The second story is particularly embarrassing to me now.  My sophomore year was spent with 1900 fellow students in a building intended for 1200.  We were all relieved the following year when Albany opened it’s 2nd high school in the south part of town.  The school board asked for the opinions of the students for naming the school.  I still remember the impassioned plea of our chosen representative who said whatever name you chose, just do not name it “South Albany”.  Our preference was to name it after Neil Armstrong. What did the school board chose?  You guessed it, South Albany.  “But you can chose your mascot and school colors,” they said.  How nice.  What did we chose?  The Rebels.  Our colors?  Red and grey.  Our band uniforms included a Confederate flag on the top of our hats.  

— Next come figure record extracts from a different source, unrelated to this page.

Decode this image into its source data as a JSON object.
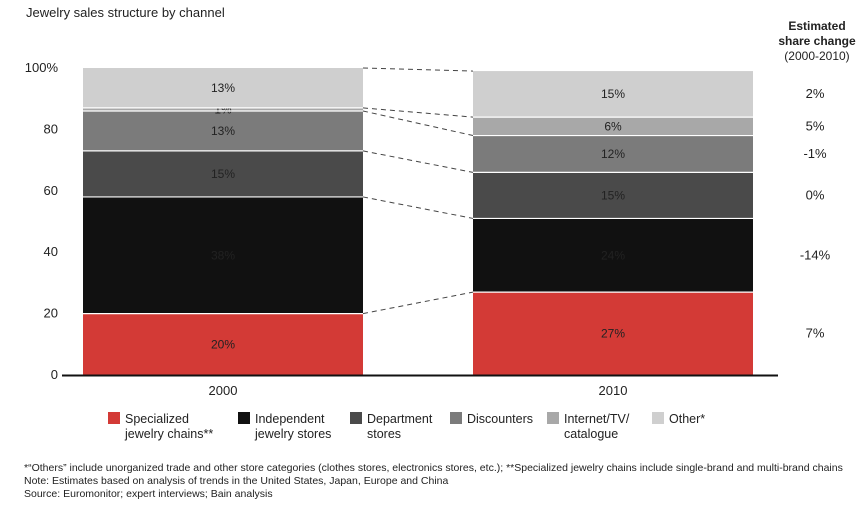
{
  "chart_data": {
    "type": "bar",
    "stacked": true,
    "title": "Jewelry sales structure by channel",
    "categories": [
      "2000",
      "2010"
    ],
    "ylim": [
      0,
      100
    ],
    "y_ticks": [
      "0",
      "20",
      "40",
      "60",
      "80",
      "100%"
    ],
    "series": [
      {
        "name": "Specialized jewelry chains**",
        "legend_lines": [
          "Specialized",
          "jewelry chains**"
        ],
        "color": "#d33a36",
        "values": [
          20,
          27
        ],
        "labels": [
          "20%",
          "27%"
        ],
        "share_change": "7%"
      },
      {
        "name": "Independent jewelry stores",
        "legend_lines": [
          "Independent",
          "jewelry stores"
        ],
        "color": "#111111",
        "values": [
          38,
          24
        ],
        "labels": [
          "38%",
          "24%"
        ],
        "share_change": "-14%"
      },
      {
        "name": "Department stores",
        "legend_lines": [
          "Department",
          "stores"
        ],
        "color": "#4a4a4a",
        "values": [
          15,
          15
        ],
        "labels": [
          "15%",
          "15%"
        ],
        "share_change": "0%"
      },
      {
        "name": "Discounters",
        "legend_lines": [
          "Discounters"
        ],
        "color": "#7b7b7b",
        "values": [
          13,
          12
        ],
        "labels": [
          "13%",
          "12%"
        ],
        "share_change": "-1%"
      },
      {
        "name": "Internet/TV/catalogue",
        "legend_lines": [
          "Internet/TV/",
          "catalogue"
        ],
        "color": "#a8a8a8",
        "values": [
          1,
          6
        ],
        "labels": [
          "1%",
          "6%"
        ],
        "share_change": "5%"
      },
      {
        "name": "Other*",
        "legend_lines": [
          "Other*"
        ],
        "color": "#cfcfcf",
        "values": [
          13,
          15
        ],
        "labels": [
          "13%",
          "15%"
        ],
        "share_change": "2%"
      }
    ],
    "share_change_header": [
      "Estimated",
      "share change",
      "(2000-2010)"
    ],
    "legend_position": "bottom",
    "grid": false
  },
  "notes": [
    "*“Others” include unorganized trade and other store categories (clothes stores, electronics stores, etc.); **Specialized jewelry chains include single-brand and multi-brand chains",
    "Note: Estimates based on analysis of trends in the United States, Japan, Europe and China",
    "Source: Euromonitor; expert interviews; Bain analysis"
  ]
}
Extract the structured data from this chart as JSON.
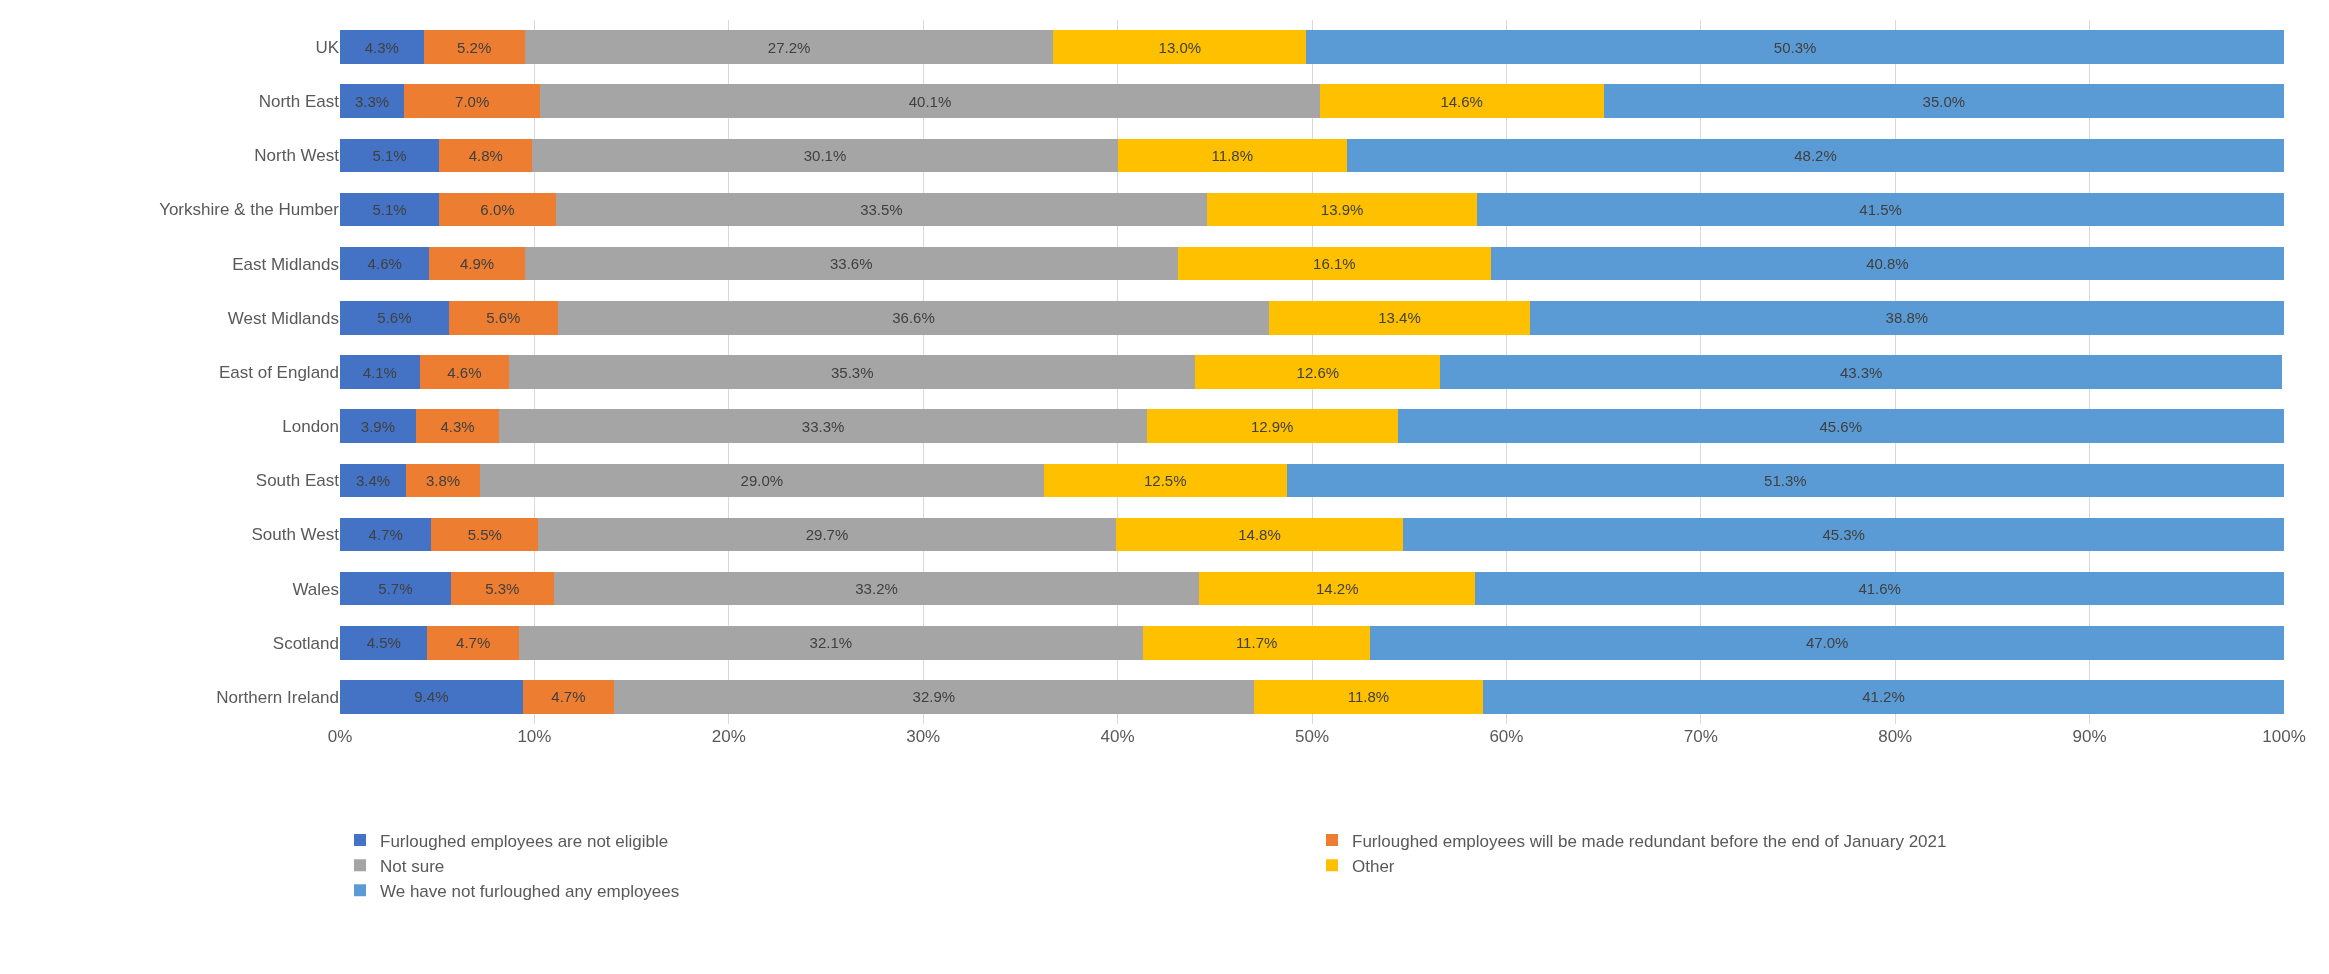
{
  "chart_data": {
    "type": "bar",
    "orientation": "horizontal",
    "stacked": true,
    "categories": [
      "UK",
      "North East",
      "North West",
      "Yorkshire & the Humber",
      "East Midlands",
      "West Midlands",
      "East of England",
      "London",
      "South East",
      "South West",
      "Wales",
      "Scotland",
      "Northern Ireland"
    ],
    "series": [
      {
        "name": "Furloughed employees are not eligible",
        "color": "#4472c4",
        "values": [
          4.3,
          3.3,
          5.1,
          5.1,
          4.6,
          5.6,
          4.1,
          3.9,
          3.4,
          4.7,
          5.7,
          4.5,
          9.4
        ],
        "value_labels": [
          "4.3%",
          "3.3%",
          "5.1%",
          "5.1%",
          "4.6%",
          "5.6%",
          "4.1%",
          "3.9%",
          "3.4%",
          "4.7%",
          "5.7%",
          "4.5%",
          "9.4%"
        ]
      },
      {
        "name": "Furloughed employees will be made redundant before the end of January 2021",
        "color": "#ed7d31",
        "values": [
          5.2,
          7.0,
          4.8,
          6.0,
          4.9,
          5.6,
          4.6,
          4.3,
          3.8,
          5.5,
          5.3,
          4.7,
          4.7
        ],
        "value_labels": [
          "5.2%",
          "7.0%",
          "4.8%",
          "6.0%",
          "4.9%",
          "5.6%",
          "4.6%",
          "4.3%",
          "3.8%",
          "5.5%",
          "5.3%",
          "4.7%",
          "4.7%"
        ]
      },
      {
        "name": "Not sure",
        "color": "#a5a5a5",
        "values": [
          27.2,
          40.1,
          30.1,
          33.5,
          33.6,
          36.6,
          35.3,
          33.3,
          29.0,
          29.7,
          33.2,
          32.1,
          32.9
        ],
        "value_labels": [
          "27.2%",
          "40.1%",
          "30.1%",
          "33.5%",
          "33.6%",
          "36.6%",
          "35.3%",
          "33.3%",
          "29.0%",
          "29.7%",
          "33.2%",
          "32.1%",
          "32.9%"
        ]
      },
      {
        "name": "Other",
        "color": "#ffc000",
        "values": [
          13.0,
          14.6,
          11.8,
          13.9,
          16.1,
          13.4,
          12.6,
          12.9,
          12.5,
          14.8,
          14.2,
          11.7,
          11.8
        ],
        "value_labels": [
          "13.0%",
          "14.6%",
          "11.8%",
          "13.9%",
          "16.1%",
          "13.4%",
          "12.6%",
          "12.9%",
          "12.5%",
          "14.8%",
          "14.2%",
          "11.7%",
          "11.8%"
        ]
      },
      {
        "name": "We have not furloughed any employees",
        "color": "#5b9bd5",
        "values": [
          50.3,
          35.0,
          48.2,
          41.5,
          40.8,
          38.8,
          43.3,
          45.6,
          51.3,
          45.3,
          41.6,
          47.0,
          41.2
        ],
        "value_labels": [
          "50.3%",
          "35.0%",
          "48.2%",
          "41.5%",
          "40.8%",
          "38.8%",
          "43.3%",
          "45.6%",
          "51.3%",
          "45.3%",
          "41.6%",
          "47.0%",
          "41.2%"
        ]
      }
    ],
    "xlim": [
      0,
      100
    ],
    "xticks": [
      {
        "value": 0,
        "label": "0%"
      },
      {
        "value": 10,
        "label": "10%"
      },
      {
        "value": 20,
        "label": "20%"
      },
      {
        "value": 30,
        "label": "30%"
      },
      {
        "value": 40,
        "label": "40%"
      },
      {
        "value": 50,
        "label": "50%"
      },
      {
        "value": 60,
        "label": "60%"
      },
      {
        "value": 70,
        "label": "70%"
      },
      {
        "value": 80,
        "label": "80%"
      },
      {
        "value": 90,
        "label": "90%"
      },
      {
        "value": 100,
        "label": "100%"
      }
    ],
    "grid": "x",
    "legend": "bottom"
  }
}
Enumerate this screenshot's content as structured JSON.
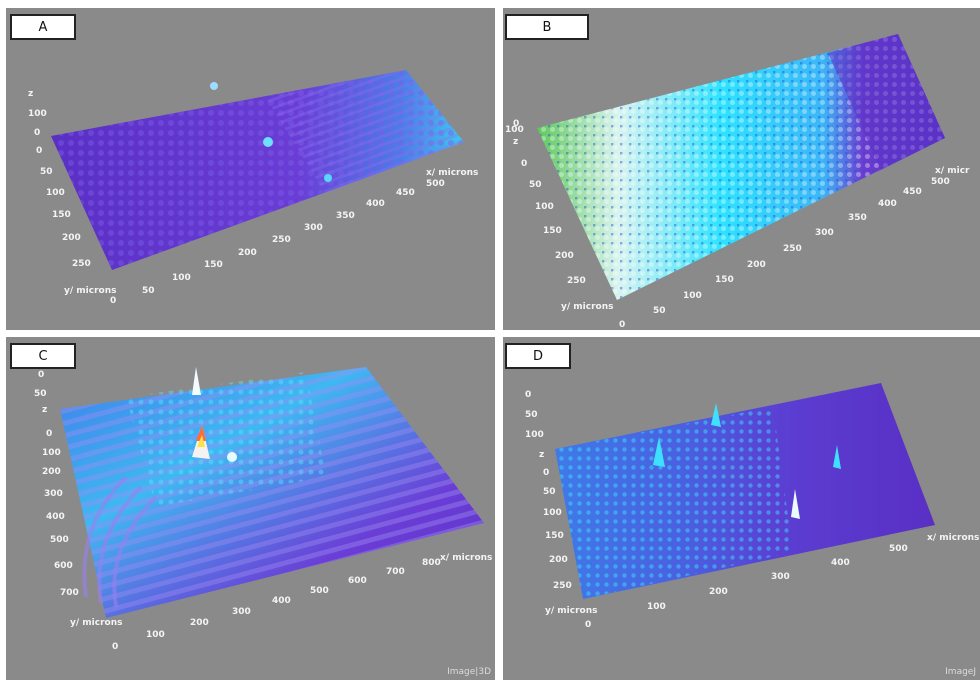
{
  "panels": {
    "a": {
      "label": "A",
      "z_axis_ticks": [
        "z",
        "100",
        "0"
      ],
      "y_axis_ticks": [
        "0",
        "50",
        "100",
        "150",
        "200",
        "250"
      ],
      "x_axis_ticks": [
        "0",
        "50",
        "100",
        "150",
        "200",
        "250",
        "300",
        "350",
        "400",
        "450",
        "500"
      ],
      "x_title": "x/ microns",
      "y_title": "y/ microns"
    },
    "b": {
      "label": "B",
      "z_axis_ticks": [
        "0",
        "100",
        "z",
        "0"
      ],
      "y_axis_ticks": [
        "50",
        "100",
        "150",
        "200",
        "250"
      ],
      "x_axis_ticks": [
        "0",
        "50",
        "100",
        "150",
        "200",
        "250",
        "300",
        "350",
        "400",
        "450",
        "500"
      ],
      "x_title": "x/ micr",
      "y_title": "y/ microns"
    },
    "c": {
      "label": "C",
      "z_axis_ticks": [
        "0",
        "50",
        "z",
        "0"
      ],
      "y_axis_ticks": [
        "100",
        "200",
        "300",
        "400",
        "500",
        "600",
        "700"
      ],
      "x_axis_ticks": [
        "0",
        "100",
        "200",
        "300",
        "400",
        "500",
        "600",
        "700",
        "800"
      ],
      "x_title": "x/ microns",
      "y_title": "y/ microns",
      "watermark": "Image|3D"
    },
    "d": {
      "label": "D",
      "z_axis_ticks": [
        "0",
        "50",
        "100",
        "z",
        "0"
      ],
      "y_axis_ticks": [
        "50",
        "100",
        "150",
        "200",
        "250"
      ],
      "x_axis_ticks": [
        "0",
        "100",
        "200",
        "300",
        "400",
        "500"
      ],
      "x_title": "x/ microns",
      "y_title": "y/ microns",
      "watermark": "ImageJ"
    }
  },
  "colors": {
    "background": "#8a8a8a",
    "surface_low": "#5b33c8",
    "surface_mid": "#3fa0ff",
    "surface_high": "#2ee6ff",
    "peak_white": "#f0f8ff",
    "peak_green": "#3fd23f"
  }
}
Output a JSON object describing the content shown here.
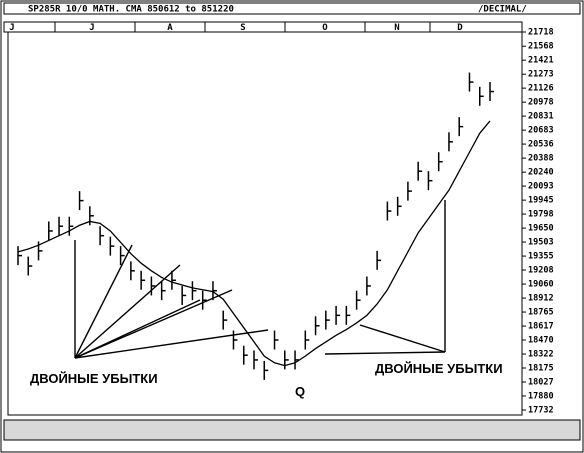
{
  "chart_data": {
    "type": "ohlc",
    "title": "SP285R 10/0 MATH. CMA  850612 to 851220",
    "scale_label": "/DECIMAL/",
    "months": [
      "J",
      "J",
      "A",
      "S",
      "O",
      "N",
      "D"
    ],
    "annotations": [
      "ДВОЙНЫЕ УБЫТКИ",
      "ДВОЙНЫЕ УБЫТКИ",
      "Q"
    ],
    "ylim": [
      17732,
      21718
    ],
    "yticks": [
      21718,
      21568,
      21421,
      21273,
      21126,
      20978,
      20831,
      20683,
      20536,
      20388,
      20240,
      20093,
      19945,
      19798,
      19650,
      19503,
      19355,
      19208,
      19060,
      18912,
      18765,
      18617,
      18470,
      18322,
      18175,
      18027,
      17880,
      17732
    ],
    "color": "#000000",
    "high": [
      19460,
      19350,
      19510,
      19720,
      19770,
      19770,
      20040,
      19880,
      19670,
      19560,
      19460,
      19300,
      19200,
      19140,
      19090,
      19200,
      19040,
      19090,
      18990,
      19090,
      18780,
      18570,
      18410,
      18360,
      18250,
      18570,
      18360,
      18360,
      18570,
      18720,
      18780,
      18830,
      18830,
      18990,
      19140,
      19410,
      19930,
      19980,
      20140,
      20350,
      20250,
      20450,
      20660,
      20820,
      21290,
      21140,
      21190
    ],
    "low": [
      19260,
      19150,
      19310,
      19520,
      19570,
      19570,
      19840,
      19680,
      19470,
      19360,
      19260,
      19100,
      19000,
      18940,
      18890,
      19000,
      18840,
      18890,
      18790,
      18890,
      18580,
      18370,
      18210,
      18160,
      18050,
      18370,
      18160,
      18160,
      18370,
      18520,
      18580,
      18630,
      18630,
      18790,
      18940,
      19210,
      19730,
      19780,
      19940,
      20150,
      20050,
      20250,
      20460,
      20620,
      21090,
      20940,
      20990
    ],
    "close": [
      19360,
      19250,
      19410,
      19620,
      19670,
      19670,
      19940,
      19780,
      19570,
      19460,
      19360,
      19200,
      19100,
      19040,
      18990,
      19100,
      18940,
      18990,
      18890,
      18990,
      18680,
      18470,
      18310,
      18260,
      18150,
      18470,
      18260,
      18260,
      18470,
      18620,
      18680,
      18730,
      18730,
      18890,
      19040,
      19310,
      19830,
      19880,
      20040,
      20250,
      20150,
      20350,
      20560,
      20720,
      21190,
      21040,
      21090
    ],
    "ma": [
      19400,
      19430,
      19470,
      19520,
      19570,
      19620,
      19680,
      19720,
      19700,
      19620,
      19500,
      19380,
      19280,
      19200,
      19130,
      19080,
      19050,
      19020,
      19000,
      18980,
      18900,
      18750,
      18600,
      18450,
      18300,
      18230,
      18200,
      18230,
      18300,
      18380,
      18450,
      18520,
      18580,
      18650,
      18730,
      18850,
      19000,
      19200,
      19400,
      19600,
      19750,
      19900,
      20050,
      20250,
      20450,
      20650,
      20780
    ]
  }
}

It is not that we intended to promote the racism of the Confederacy, it was that we were pissed with the school board and this was our means of rebellion.  Did any of the adults of that town, including our parents, say to us, that is not an appropriate mascot?  Nope.  Can you imagine how it looked to any people of color when our band marched on Veterans Day proudly down the streets of Albany in our Confederate uniforms? South Albany remained the Rebels for 45 years before the mascot was finally changed to the Red Hawks in 2018.  It takes a long time to undo the effects of racism even if unintentional.

Racism can only begin to be healed when we, the white majority, are honest with our history and work for diversity, equity and inclusion for all. 

2 thoughts on “Woke is not a dirty word

  1. I remember growing up in Burns, in eastern Oregon, where the Paiute reservation was. When my class was in grade school, one boy asked a Paiute girl why Indians stank so much. She replied, “You should smell the white man.”